Des zondags droegen de mannen om den hals een smal wollen of zijden doek van ongeveer drie meters lang, dat herhaalde malen den hals omgaf, of wanneer het zomer was een witten of zwarten das, of cravatte, die in den nek met een gesp werd dicht gemaakt. Als borstbekleeding werd een zeer lang tot over den buik reikend kamisool, van allerhande kleur, maar meestal geel of rood, gedragen. Dit soort van vest was van eene lange rij koperen of beenen knoopen voorzien; uit den kamisoolzak hing een zware horlogieketting met sleutel en met een grooten edelsteen voorziene brelokken. Over het kamisool droeg men den flankert, een rok met uitgesneden panden waarover reeds gesproken is; deze was van doek, laken, wol, driedraad, katoen of andere stoffen, meestal bont. Beide panden waren van een knoopsgat voorzien, zoo dat zij, op reis, op den rug in de aldaar gevestigde twee knoopen, vastgehecht konden worden. Op zij hadden deze jassen groote "tesschen" of zakken met opzetsels. Aan den hals bevonden zich staande kragen en aan de handen was de mouwopslag voorzien van afhangende slippen, die men "bijltjes" noemde, omdat zij den vorm van zulk een werktuig hadden. De flankert was in den regel voorzien van zes knoopen op de borst en twee op den rug; die van de borst stonden aan eenen kant, op eene rij en correspendeerden met de zes knoopsgaten van den anderen kant. De knoopen waren van hoorn of van koper, in den regel waren zij te groot voor het knoopsgat; er waren er van koper, zoo groot als een stuk van vijffranken, die voorzien waren van schilderijtjes onder glas. Des zondags werden door den welgestelden landman nooit klompen gedragen; hij droeg op dien dag schoenen met zilveren gespen en eene broek van manchester of van trijp met gespen aan de knieën, die broek en kousen vasthielden.

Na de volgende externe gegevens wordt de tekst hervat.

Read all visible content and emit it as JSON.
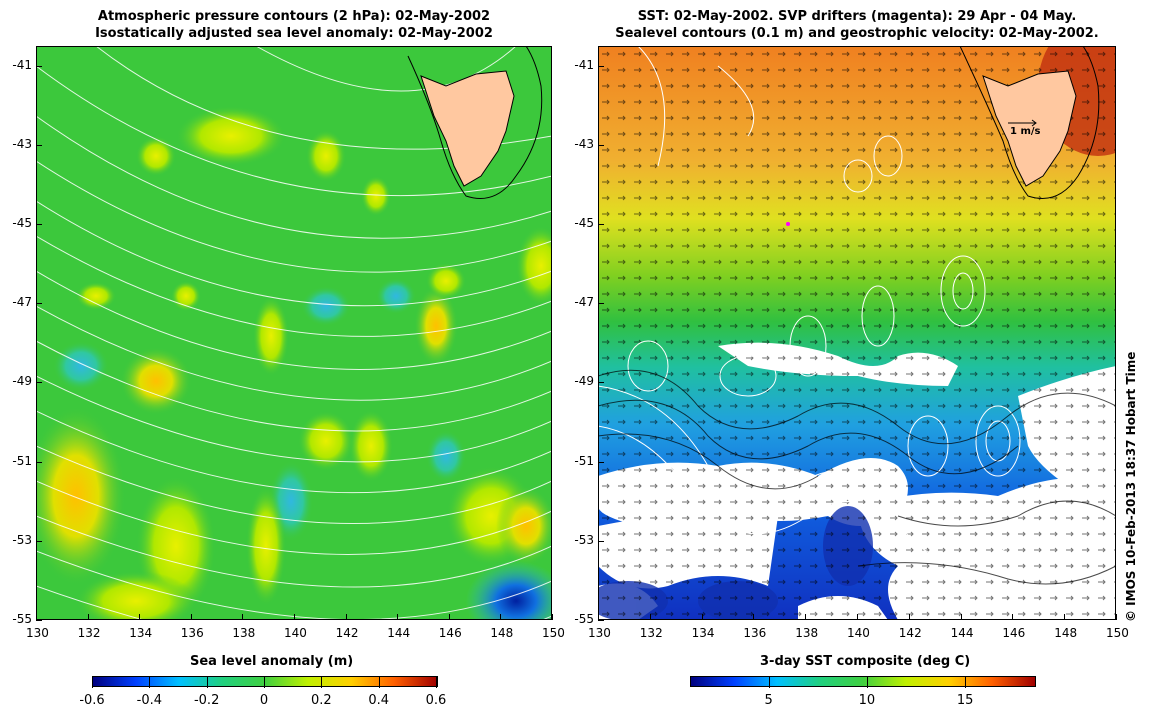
{
  "left_panel": {
    "title_line1": "Atmospheric pressure contours (2 hPa): 02-May-2002",
    "title_line2": "Isostatically adjusted sea level anomaly: 02-May-2002",
    "colorbar_title": "Sea level anomaly (m)",
    "colorbar_ticks": [
      "-0.6",
      "-0.4",
      "-0.2",
      "0",
      "0.2",
      "0.4",
      "0.6"
    ],
    "colorbar_range": [
      -0.6,
      0.6
    ],
    "colorbar_colors": [
      "#00007f",
      "#0040ff",
      "#00c0ff",
      "#20d080",
      "#40d040",
      "#c0f000",
      "#ffd000",
      "#ff6000",
      "#a00000"
    ]
  },
  "right_panel": {
    "title_line1": "SST: 02-May-2002. SVP drifters (magenta): 29 Apr - 04 May.",
    "title_line2": "Sealevel contours (0.1 m) and geostrophic velocity: 02-May-2002.",
    "colorbar_title": "3-day SST composite (deg C)",
    "colorbar_ticks": [
      "5",
      "10",
      "15"
    ],
    "colorbar_range": [
      1,
      18.5
    ],
    "colorbar_colors": [
      "#00007f",
      "#0040ff",
      "#00c0ff",
      "#20d080",
      "#40d040",
      "#c0f000",
      "#ffd000",
      "#ff6000",
      "#a00000"
    ],
    "velocity_scale_label": "1 m/s"
  },
  "axes": {
    "lon_ticks": [
      "130",
      "132",
      "134",
      "136",
      "138",
      "140",
      "142",
      "144",
      "146",
      "148",
      "150"
    ],
    "lat_ticks": [
      "-41",
      "-43",
      "-45",
      "-47",
      "-49",
      "-51",
      "-53",
      "-55"
    ],
    "lon_range": [
      130,
      150
    ],
    "lat_range": [
      -55,
      -40.5
    ]
  },
  "credit": "© IMOS 10-Feb-2013 18:37 Hobart Time",
  "colors": {
    "land": "#ffc8a0",
    "sla_background": "#3cc83c",
    "sst_warm": "#f0a030",
    "sst_cool": "#30b8d0",
    "cloud": "#ffffff"
  }
}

De zondagskleeding der vrouwen was destijds als volgt. Op het hoofd droegen de vrouwen bonte, zijden of katoenen mutsen, maar zelden witte, kanten cornetten of tuitmutsjes. Over de muts heen lag een zilveren verguld oerijzer, in den vorm van een reepje, dat de muts op het hoofd moest vasthouden.
(Noot Pieter Simons: In het Limburgs Museum in Venlo kun je nog mooie afbeeldingen van authentieke Limburgse kleding en ook originele stukken zien.)
Arme lieden droegen bij regen of koude over de muts een voorschoot, rijken een zijden of wollen doek. De dames uit de stad droegen een hoed met veelkleurige linten versierd, en wandelden op straat, gelijk de kooplieden, met een stok in de hand.

Ook droegen vele vrouwen de zwarte falie, bizonderlijk als ze in de rouw waren. Zulke falie was eene zwarte hul, van zijde of van merinos, zoo groot als een tafellaken, die men over het hoofd wierp en die bijna de geheele persoon bedekte. Men heeft mij wel eens verhaald dat de Spanjaarden, die voor de Oostenrijkers ons land hebben bezeten, het gebruik der falie hebben ingevoerd. De meeste vrouwen droegen des zondags lijfjes met lange slippen en teerteïe, damasten of wollen rokken. Het garen voor die rokken verfden de arme menschen zelve in een afkooksel van den driedoren of van notenbladers. De schoenen der vrouwen waren, gelijk die der mannen, voorzien van zilveren of koperen gespen en hadden lange hakken of "polevijen" van hout, die diepe gaten in den weeken grond maakten.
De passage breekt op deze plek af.